# Fisher Hydraulic Fluid?



## CPSS (Mar 15, 2002)

We run mostly Fisher electric/hydraulic units on our trucks. Every year we change the fluid with genuine Fisher hydraulic oil. This year the Fisher dealer asked me why we dont just use ATF fluid. He said thats all they use. I know with the Myers, the genuine Meyers blue fluid really makes a difference ( we have one Meyers in the fleet), is Fisher different? ATF is a lot cheaper, but will we have problems? Its been real cold here the last few days ( -20 the other night, not wind chill, actually -20) and the Fisher units were very slow operating. One wouldnt raise at all untill we brought it in the shop to warm up.


----------



## fordman (Oct 31, 2001)

I think the only real difference between the Fisher fluid and normal ATF fluid is that Fisher's fluid is supposed to hold up better in cold temps.


----------



## wyldman (Jan 18, 2001)

I have used ATF in everything for years.I usually buy synthetic,no particular brand,just whatever is cheap.I usually get 5 gallon pails,and then just fill up smaller qt bottles for the trucks.The synthetic works better at cold temp,but I have never had a problem with regular ATF either in cold weather if every thing else is in good working order and the fluid is clean.

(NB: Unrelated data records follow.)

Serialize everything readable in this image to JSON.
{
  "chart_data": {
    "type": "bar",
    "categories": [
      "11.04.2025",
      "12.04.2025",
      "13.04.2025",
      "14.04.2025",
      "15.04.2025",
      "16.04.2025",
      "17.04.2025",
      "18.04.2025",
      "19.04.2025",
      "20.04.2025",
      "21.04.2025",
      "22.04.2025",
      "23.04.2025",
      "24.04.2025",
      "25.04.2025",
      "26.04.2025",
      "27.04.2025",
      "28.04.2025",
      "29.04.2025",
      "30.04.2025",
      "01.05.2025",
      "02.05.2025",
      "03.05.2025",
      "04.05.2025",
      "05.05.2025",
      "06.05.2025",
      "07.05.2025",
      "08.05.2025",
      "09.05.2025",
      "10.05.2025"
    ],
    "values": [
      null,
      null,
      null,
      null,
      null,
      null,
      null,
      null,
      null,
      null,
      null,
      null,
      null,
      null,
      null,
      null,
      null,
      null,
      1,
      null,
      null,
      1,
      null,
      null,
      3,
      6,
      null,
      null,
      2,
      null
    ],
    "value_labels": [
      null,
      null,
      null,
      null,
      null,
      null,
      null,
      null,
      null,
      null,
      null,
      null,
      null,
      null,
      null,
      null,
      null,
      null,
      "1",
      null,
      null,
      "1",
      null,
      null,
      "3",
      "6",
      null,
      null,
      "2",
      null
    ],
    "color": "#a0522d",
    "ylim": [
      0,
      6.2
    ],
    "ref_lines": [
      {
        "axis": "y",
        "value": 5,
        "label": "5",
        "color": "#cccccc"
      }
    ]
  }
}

If your units are getting slow in the cold,or freezing up,then you have moisture in the system.Flush EVERYTHING out,and change the fluid to synthetic ATF.Should take more than 3-4 qts to flush everything and refill a unit.

It was really cold here lately too,and we have had no problems.Might want to check your motors too,as the end housing bushings get worn,and really slow them down too.


----------



## Leethehandyman (Jan 8, 2003)

CPSS....The Fisher oil I ran in my powerpack was synthetic. It ran about 6 bucks a quart, but I could only get it from the Fisher dealer. I am now running ATF with no problem ,just change it often(seasonal) to keep the water out. The one advantage I find with the ATF is availablity. Running an 86 Chevy I aways have fluid on hand ,just in case!


----------



## 66Construction (Jan 26, 2001)

The plow I bought this season has fisher hydraulic fluid in it. I don't like it. When it's -10 @ 5 am the plow is very very slugish. The first few times I drop it,it goes slower then it raises. I've never had problem with atf as long as it was flushed at the begining of the season. The dealer says to just put atf in it but I keep the Hydraulic fluid because that's what the plow came with, I wouldn't want to have an issue if something were to go wrong with the pump.
Casey


----------



## CPSS (Mar 15, 2002)

Thanks for all the replies!


----------



## plowman6977 (Oct 1, 2003)

*atf vs meyer*

at our shop we use meyer blue oil all the way around on all equipment fisher, meyer, hiniker, western. the blue oil has an additive to help with the lower temps. it gets alittle costly but the meyer yellow oil has the additives in it. the only difference I can see with yellow oil is that it mixes easier with other oils.


----------



## PLOWMAN45 (Jul 2, 2003)

i would stick with fisher fluid or the blue stuff, the atf i have seen in westerns if its not broke not fix it


----------